The federal case began when a group of elected officials, activists, and organizations – spearheaded by a group called Free Speech for People – filed a July 2016 complaint with the Federal Election Commission (FEC) against 10 super PACs. The complaint alleged that these committees, including those aligned with both Democratic and Republican interests, were accepting contributions greater than the $5,000 annual limit that the federal campaign finance statute permits committees to accept. While the D.C. Circuit’s en banc decision in SpeechNow.org v. FEC, 599 F.3d 686 (D.C. Cir. 2010), held that this statute was unenforceable after the U.S. Supreme Court's Citizens United decision, the complainants alleged that developments since 2010 have shown that the “widespread perception of quid pro corruption” associated with super PACs requires reinstatement of the $5,000 limit.

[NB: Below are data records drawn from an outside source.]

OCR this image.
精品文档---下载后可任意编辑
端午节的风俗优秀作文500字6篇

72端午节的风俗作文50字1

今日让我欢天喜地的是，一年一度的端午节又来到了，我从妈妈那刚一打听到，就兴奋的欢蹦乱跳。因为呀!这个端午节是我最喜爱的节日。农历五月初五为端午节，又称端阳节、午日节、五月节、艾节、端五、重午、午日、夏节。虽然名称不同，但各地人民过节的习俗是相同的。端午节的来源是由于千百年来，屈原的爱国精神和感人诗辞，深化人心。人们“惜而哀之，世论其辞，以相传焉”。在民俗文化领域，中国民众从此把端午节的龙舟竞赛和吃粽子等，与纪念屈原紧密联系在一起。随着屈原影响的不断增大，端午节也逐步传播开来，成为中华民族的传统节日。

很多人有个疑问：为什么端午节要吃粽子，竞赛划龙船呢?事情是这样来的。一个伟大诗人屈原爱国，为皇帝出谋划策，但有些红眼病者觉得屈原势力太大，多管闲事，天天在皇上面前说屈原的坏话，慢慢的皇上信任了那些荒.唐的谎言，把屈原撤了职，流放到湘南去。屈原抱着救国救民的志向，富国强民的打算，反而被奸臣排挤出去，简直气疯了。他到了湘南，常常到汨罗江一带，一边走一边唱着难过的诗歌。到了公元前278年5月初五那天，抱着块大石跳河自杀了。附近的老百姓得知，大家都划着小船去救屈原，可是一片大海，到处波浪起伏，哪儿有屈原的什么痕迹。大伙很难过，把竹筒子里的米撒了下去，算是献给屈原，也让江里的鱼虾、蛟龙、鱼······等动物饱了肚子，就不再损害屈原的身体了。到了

The FEC dismissed the administrative enforcement case unanimously in May 2017, noting that the agency had even issued a 2010 advisory opinion recognizing that SpeechNow was binding precedent. The complainants, however, were undeterred by this authority, sought review of the FEC’s dismissal from the federal courts, and argued that the FEC should have refused to acquiesce to the SpeechNow decision. Judge Sullivan was clear, however, that as a lower court judge, he was bound by existing legal precedent and upheld the FEC’s dismissal of the enforcement action. The judge’s opinion explained that he was not prepared to label a “binding precedent of the D.C. Circuit [as] unlawful.”
Based on public sources, the larger aim of those behind the lawsuit is to continue pursuing this case through the appellate courts until the case reaches a level where those hearing the case are authorized to overrule existing precedent. Originally, supporters of this strategy expected that Hillary Clinton would likely defeat Donald Trump in the November 2016 elections, replacing the late Justice Antonin Scalia with a more moderate Justice who would be willing to reconsider the rationale behind super PAC-related decisions. While that did not happen, as President Donald Trump appointed conservative Justice Neil Gorsuch to succeed Scalia, proponents of the lawsuit nevertheless believe that “Chief Justice Roberts has given signals that might suggest he would be willing to sustain limits on contributions to super PACs even within the framework of Citizens United.” So the litigation appears likely to continue for the foreseeable future.
Given that super PACs are now well-established players in modern political campaigns, any reversal in the underling judicial opinions would have a significant impact on the political process and the First Amendment rights of individuals and entities. Wiley Rein will continue to track developments in this litigation as they occur.